Del mandato, rispose Ferrier maravigliarsi che gli si domandasse; esser cosa insolita, nè venire un ministro ad operazione così grave e forte senza un comandamento espresso del suo signore; avere avute specialissime commissioni da lui, anche mostrate al Cardinal di Lorena la sera innanzi alla sua partita. Poi pubblicò con le stampe l'orazione, ed anche un'apologia; ma, non che si ritrattasse, insisteva nei medesimi sentimenti assai fortemente. Non aver usato, diceva, di tanta acrimonia come gli era comandato; che non poteva tralasciare di obbedire al Re, nè meno di soggiacere alle riprensioni; che gli sarebbe convenuto soffrire dai parlamenti, quando in un Concilio generale, in sua presenza, si fossero determinate cose di

tanta importanza contro quello che dai parlamenti era stato sostenuto con tanta accuratezza; senza che, essendo l'autorità regia, che egli difendeva, sostenuta continuamente per quattrocento anni dal regno di Francia contro la guerra fattagli dalla corte di Roma, non era giusto che i Padri del Concilio, la maggior parte cortigiani romani, dovessero esser giudici delle vecchie differenze che il regno aveva con quella corte.

Andarono attorno scritti molto veementi da ambe le parti. Un anonimo scrisse acerbamente contro il Ferrier, dannando, fra le altre cose, come eretico e dannato dall' estravagante di Bonifacio VIII Unam sanctam quel detto dell' Ambasciatore, che i principi sono dati da Dio, se non si distingueva con dire che sono dati da Dio, ma mediante il suo Vicario. Al che poi rispose l'Ambasciatore che, nell' aver detto, la potestà dei re venir da Dio, aveva parlato assolutamente e semplicemente, come il profeta Daniele e San Paolo avevano scritto, e che non gli era venuta in mente la distinzione di mediato o immediato, e nè anco la costituzione di Bonifacio; al che quando avesse pensato, essendo Francese, avrebbe riferito anche quello che narrano le istorie della causa ed origine di quell'estravagante.

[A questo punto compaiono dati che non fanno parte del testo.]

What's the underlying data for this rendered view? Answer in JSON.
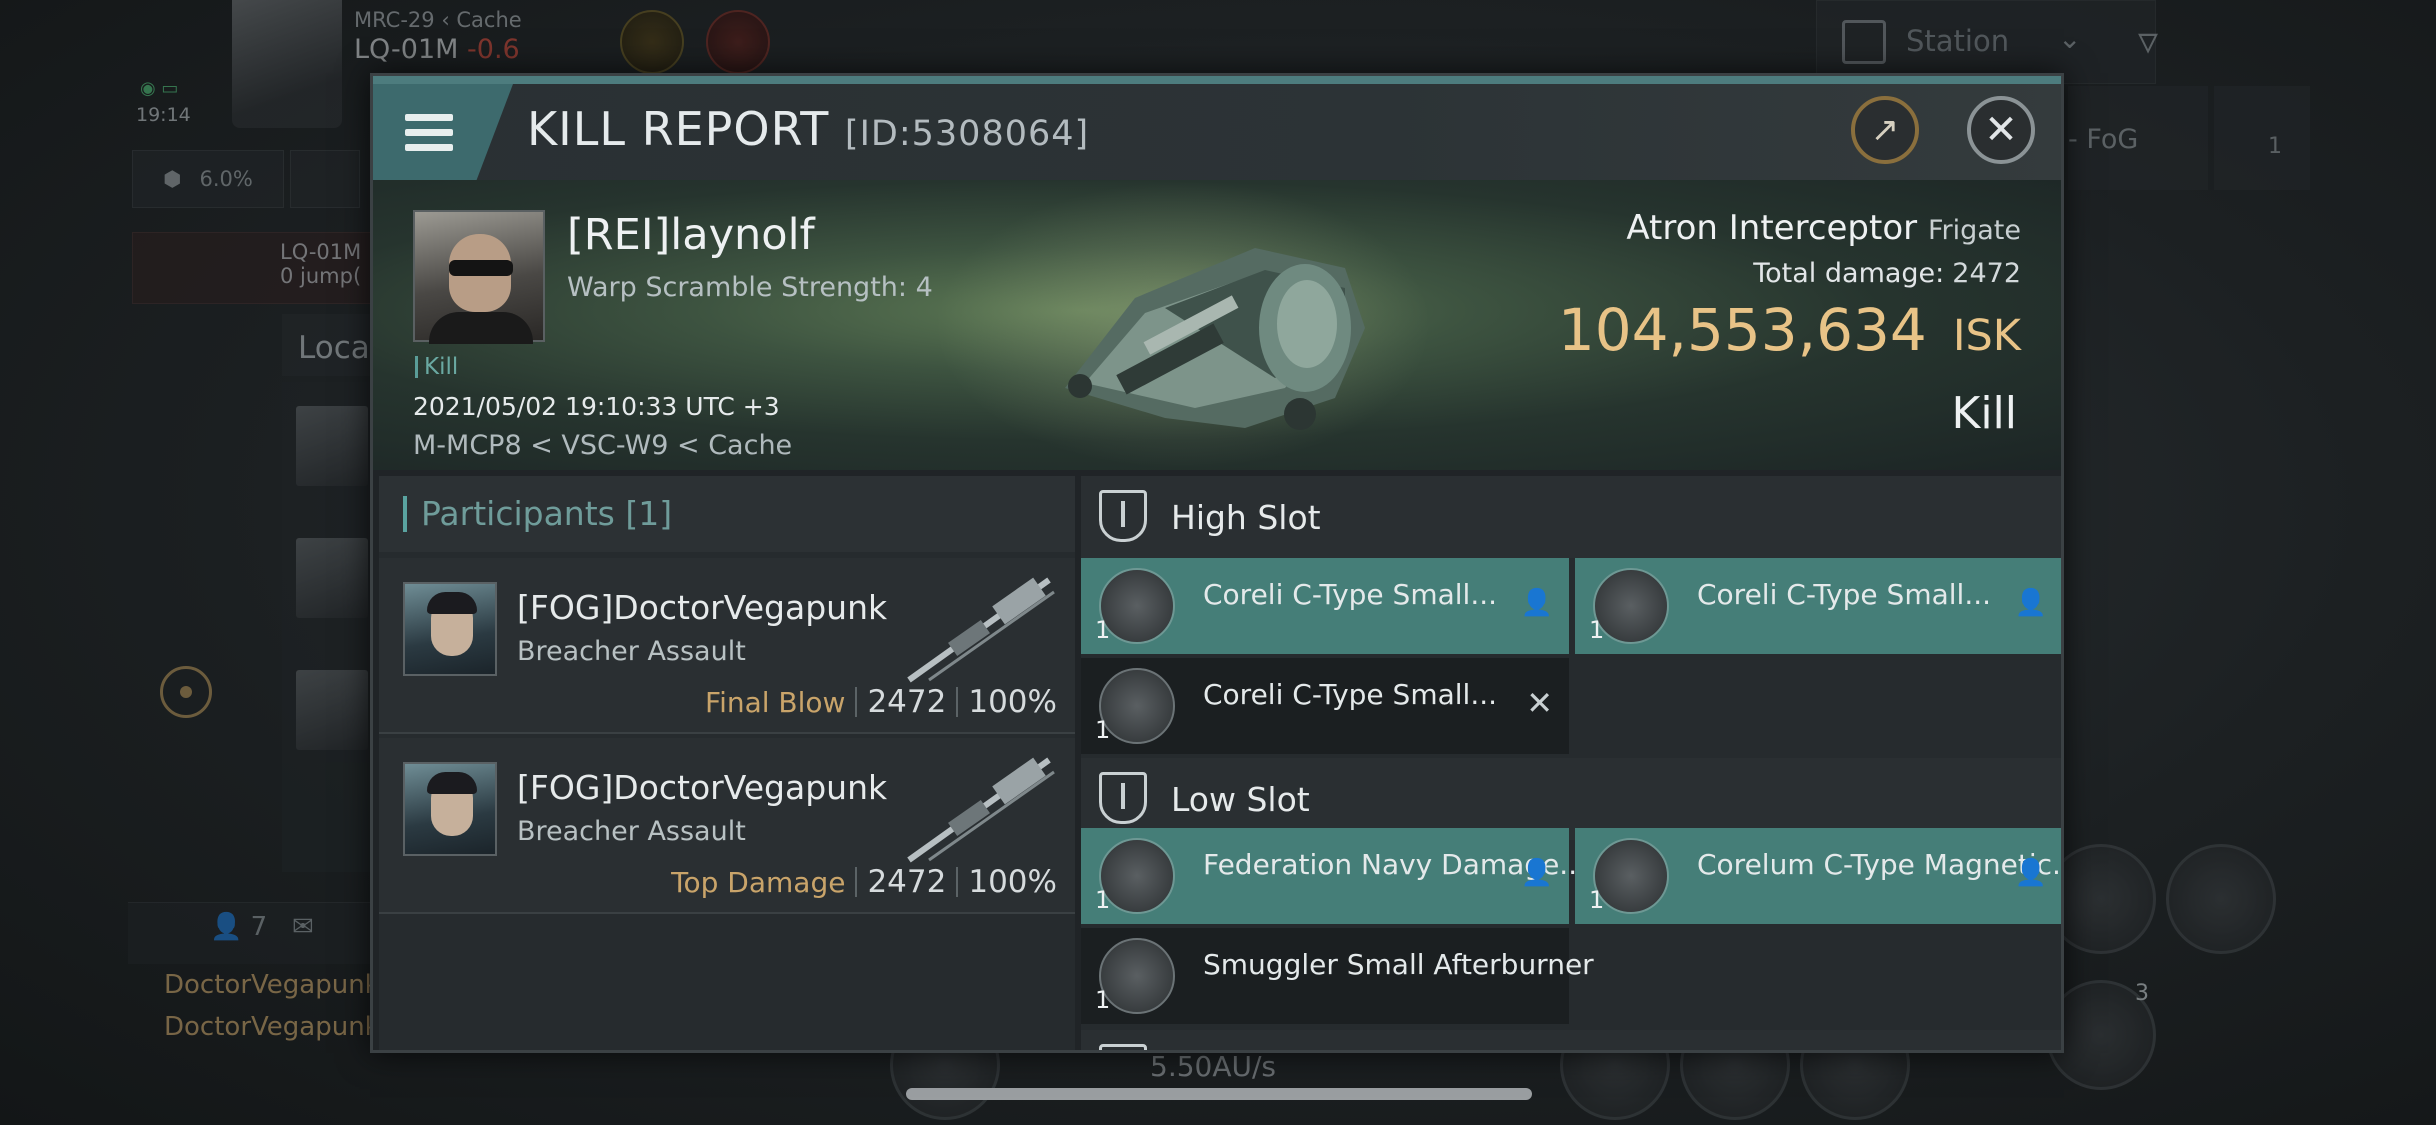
{
  "hud": {
    "system_sub": "MRC-29",
    "system_region": "Cache",
    "system_name": "LQ-01M",
    "system_security": "-0.6",
    "time": "19:14",
    "stat_percent": "6.0%",
    "route_text_1": "LQ-01M",
    "route_text_2": "0 jump(",
    "local_label": "Loca",
    "chat_members": "7",
    "chat_lines": [
      "DoctorVegapunk",
      "DoctorVegapunk"
    ],
    "station_filter": "Station",
    "fleet_label": "- FoG",
    "fleet_count": "1",
    "speed": "5.50AU/s",
    "module_badge": "3"
  },
  "modal": {
    "title": "KILL REPORT",
    "id": "[ID:5308064]"
  },
  "victim": {
    "name": "[REI]laynolf",
    "warp_scramble": "Warp Scramble Strength: 4",
    "tag": "Kill",
    "date": "2021/05/02 19:10:33 UTC +3",
    "location": "M-MCP8 < VSC-W9 < Cache",
    "ship_name": "Atron Interceptor",
    "ship_class": "Frigate",
    "total_damage_label": "Total damage:",
    "total_damage": "2472",
    "isk_value": "104,553,634",
    "isk_unit": "ISK",
    "result": "Kill"
  },
  "participants": {
    "title": "Participants",
    "count": "[1]",
    "rows": [
      {
        "name": "[FOG]DoctorVegapunk",
        "ship": "Breacher Assault",
        "role": "Final Blow",
        "damage": "2472",
        "percent": "100%"
      },
      {
        "name": "[FOG]DoctorVegapunk",
        "ship": "Breacher Assault",
        "role": "Top Damage",
        "damage": "2472",
        "percent": "100%"
      }
    ]
  },
  "fitting": {
    "high_slot": {
      "title": "High Slot",
      "modules": [
        {
          "name": "Coreli C-Type Small...",
          "qty": "1",
          "state": "destroyed"
        },
        {
          "name": "Coreli C-Type Small...",
          "qty": "1",
          "state": "destroyed"
        },
        {
          "name": "Coreli C-Type Small...",
          "qty": "1",
          "state": "dropped"
        }
      ]
    },
    "low_slot": {
      "title": "Low Slot",
      "modules": [
        {
          "name": "Federation Navy Damage...",
          "qty": "1",
          "state": "destroyed"
        },
        {
          "name": "Corelum C-Type Magnetic...",
          "qty": "1",
          "state": "destroyed"
        },
        {
          "name": "Smuggler Small Afterburner",
          "qty": "1",
          "state": "dropped"
        }
      ]
    },
    "icons": {
      "destroyed": "person-icon",
      "dropped": "x-icon"
    }
  },
  "colors": {
    "accent_teal": "#457e78",
    "isk_gold": "#e8c387",
    "role_gold": "#c9a46a",
    "security_red": "#d24a3a"
  }
}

Dalla veemenza e perseveranza dell'Ambasciatore, e dal suo continuo gridare contro le romane usurpazioni vennero i Legati e molti Padri in opinione, ch'egli fosse volonteroso d'un Sinodo nazionale in Francia, aspirando accordatamente col gran Cancelliere a constituire il Re capo della Chiesa gallicana a guisa d'Inghilterra, a spogliar le chiese de' beni, e la Sede Apostolica dell' obbedienza. Notavano che la Regina madre dava molto credito all' Ammiraglio ed al Cardinale, suo fratello, apertamente eretici; che molto potessero appresso a lei il Gran cancelliere e Monluc, vescovo di Valenza, sospetti di eresia; che in somma la corte regia fosse piena di Ugonotti favoritissimi.